3D higher-order topological crystalline insulators (HOTIs) exhibit 1D hinge states whose configuration depends on the details of the sample termination. In this work, we identify sample-independent bulk experimental signatures of time-reversal- (T-) invariant (helical) HOTIs. We develop numerical techniques to characterize the bulk topological properties of 2D and 3D insulators: (nested) spin-resolved Wilson loops, position-space Chern numbers (which we relate to spin-resolved layer constructions), and spin-resolved entanglement spectra. We introduce spin-resolved topological phases along with these numerical techniques.
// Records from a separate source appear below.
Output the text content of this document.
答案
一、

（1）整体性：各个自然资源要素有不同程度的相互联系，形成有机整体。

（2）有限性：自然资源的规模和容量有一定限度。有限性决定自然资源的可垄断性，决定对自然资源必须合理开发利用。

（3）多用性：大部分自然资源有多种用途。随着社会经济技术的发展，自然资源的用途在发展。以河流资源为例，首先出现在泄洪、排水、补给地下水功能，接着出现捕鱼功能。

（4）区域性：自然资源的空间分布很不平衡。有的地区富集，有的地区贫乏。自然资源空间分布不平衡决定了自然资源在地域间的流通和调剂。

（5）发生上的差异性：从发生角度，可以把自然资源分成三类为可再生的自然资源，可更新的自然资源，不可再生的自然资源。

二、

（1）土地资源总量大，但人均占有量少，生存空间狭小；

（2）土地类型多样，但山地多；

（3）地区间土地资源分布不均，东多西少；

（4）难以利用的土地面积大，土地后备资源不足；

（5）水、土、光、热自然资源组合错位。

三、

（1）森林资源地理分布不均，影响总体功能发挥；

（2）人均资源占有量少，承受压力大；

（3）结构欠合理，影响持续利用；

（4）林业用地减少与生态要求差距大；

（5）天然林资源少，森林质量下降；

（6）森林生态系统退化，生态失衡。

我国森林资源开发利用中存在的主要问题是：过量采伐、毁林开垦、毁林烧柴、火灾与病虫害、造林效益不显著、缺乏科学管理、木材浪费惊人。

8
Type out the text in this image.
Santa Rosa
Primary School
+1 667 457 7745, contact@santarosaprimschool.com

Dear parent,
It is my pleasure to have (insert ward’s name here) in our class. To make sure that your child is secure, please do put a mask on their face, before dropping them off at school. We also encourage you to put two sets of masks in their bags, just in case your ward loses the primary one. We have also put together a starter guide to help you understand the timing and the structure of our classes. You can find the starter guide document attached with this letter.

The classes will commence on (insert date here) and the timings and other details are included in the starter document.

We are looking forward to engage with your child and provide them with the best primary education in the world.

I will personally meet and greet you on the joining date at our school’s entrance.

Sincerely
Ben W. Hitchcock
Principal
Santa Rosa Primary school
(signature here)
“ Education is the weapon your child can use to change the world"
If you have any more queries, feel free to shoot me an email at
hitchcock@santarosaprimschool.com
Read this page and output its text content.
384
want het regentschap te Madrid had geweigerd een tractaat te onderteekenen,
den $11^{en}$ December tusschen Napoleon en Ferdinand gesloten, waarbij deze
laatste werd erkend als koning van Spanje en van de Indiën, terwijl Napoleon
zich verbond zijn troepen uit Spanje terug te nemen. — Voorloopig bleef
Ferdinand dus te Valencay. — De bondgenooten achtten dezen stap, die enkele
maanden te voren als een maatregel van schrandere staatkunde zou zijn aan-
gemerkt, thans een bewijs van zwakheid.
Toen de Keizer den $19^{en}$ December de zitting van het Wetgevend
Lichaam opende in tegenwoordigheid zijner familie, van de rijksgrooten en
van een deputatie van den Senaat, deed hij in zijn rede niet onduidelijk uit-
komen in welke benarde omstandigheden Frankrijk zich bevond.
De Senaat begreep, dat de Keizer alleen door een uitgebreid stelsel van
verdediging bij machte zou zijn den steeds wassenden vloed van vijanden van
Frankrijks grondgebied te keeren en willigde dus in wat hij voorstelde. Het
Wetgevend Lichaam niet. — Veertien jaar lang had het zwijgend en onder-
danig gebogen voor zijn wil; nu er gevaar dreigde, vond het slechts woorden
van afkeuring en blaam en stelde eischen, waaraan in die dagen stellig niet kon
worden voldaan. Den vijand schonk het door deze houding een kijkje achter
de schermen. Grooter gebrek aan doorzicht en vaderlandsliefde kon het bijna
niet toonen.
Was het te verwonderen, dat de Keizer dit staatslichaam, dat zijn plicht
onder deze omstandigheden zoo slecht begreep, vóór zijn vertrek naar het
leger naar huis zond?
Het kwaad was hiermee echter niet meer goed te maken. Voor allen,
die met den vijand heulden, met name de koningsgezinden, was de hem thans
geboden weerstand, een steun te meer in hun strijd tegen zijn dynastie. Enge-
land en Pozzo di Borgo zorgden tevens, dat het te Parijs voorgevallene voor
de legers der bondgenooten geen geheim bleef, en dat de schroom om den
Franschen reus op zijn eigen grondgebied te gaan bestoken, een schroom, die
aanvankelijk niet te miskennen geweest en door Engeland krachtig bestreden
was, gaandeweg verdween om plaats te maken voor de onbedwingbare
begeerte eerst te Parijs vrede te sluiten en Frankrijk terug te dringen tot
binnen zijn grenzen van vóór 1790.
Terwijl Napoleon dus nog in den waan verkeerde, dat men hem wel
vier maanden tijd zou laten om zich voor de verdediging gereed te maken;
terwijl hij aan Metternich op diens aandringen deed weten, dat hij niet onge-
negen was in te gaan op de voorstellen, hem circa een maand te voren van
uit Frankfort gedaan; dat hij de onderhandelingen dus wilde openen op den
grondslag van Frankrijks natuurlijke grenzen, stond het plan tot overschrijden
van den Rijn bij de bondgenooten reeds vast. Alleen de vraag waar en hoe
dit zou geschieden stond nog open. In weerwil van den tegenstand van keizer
We find that helical HOTIs realize one of three spin-resolved phases: (i) 3D quantum spin Hall insulators, (ii) spin-Weyl semimetals with gapless spin spectra, and (iii) T-doubled axion insulators with nontrivial partial axion angles indicative of a 3D spin-magnetoelectric bulk response and whose surfaces realize anomalous halves of a 2D topological insulator. We provide experimental signatures of each of these spin-resolved phases. We also use ab-initio calculations to demonstrate that the candidate HOTI β-MoTe₂ realizes a spin-Weyl semimetal state. Lastly, we consider the relationship between symmetry and U(1) magnetic flux insertion in helical HOTIs.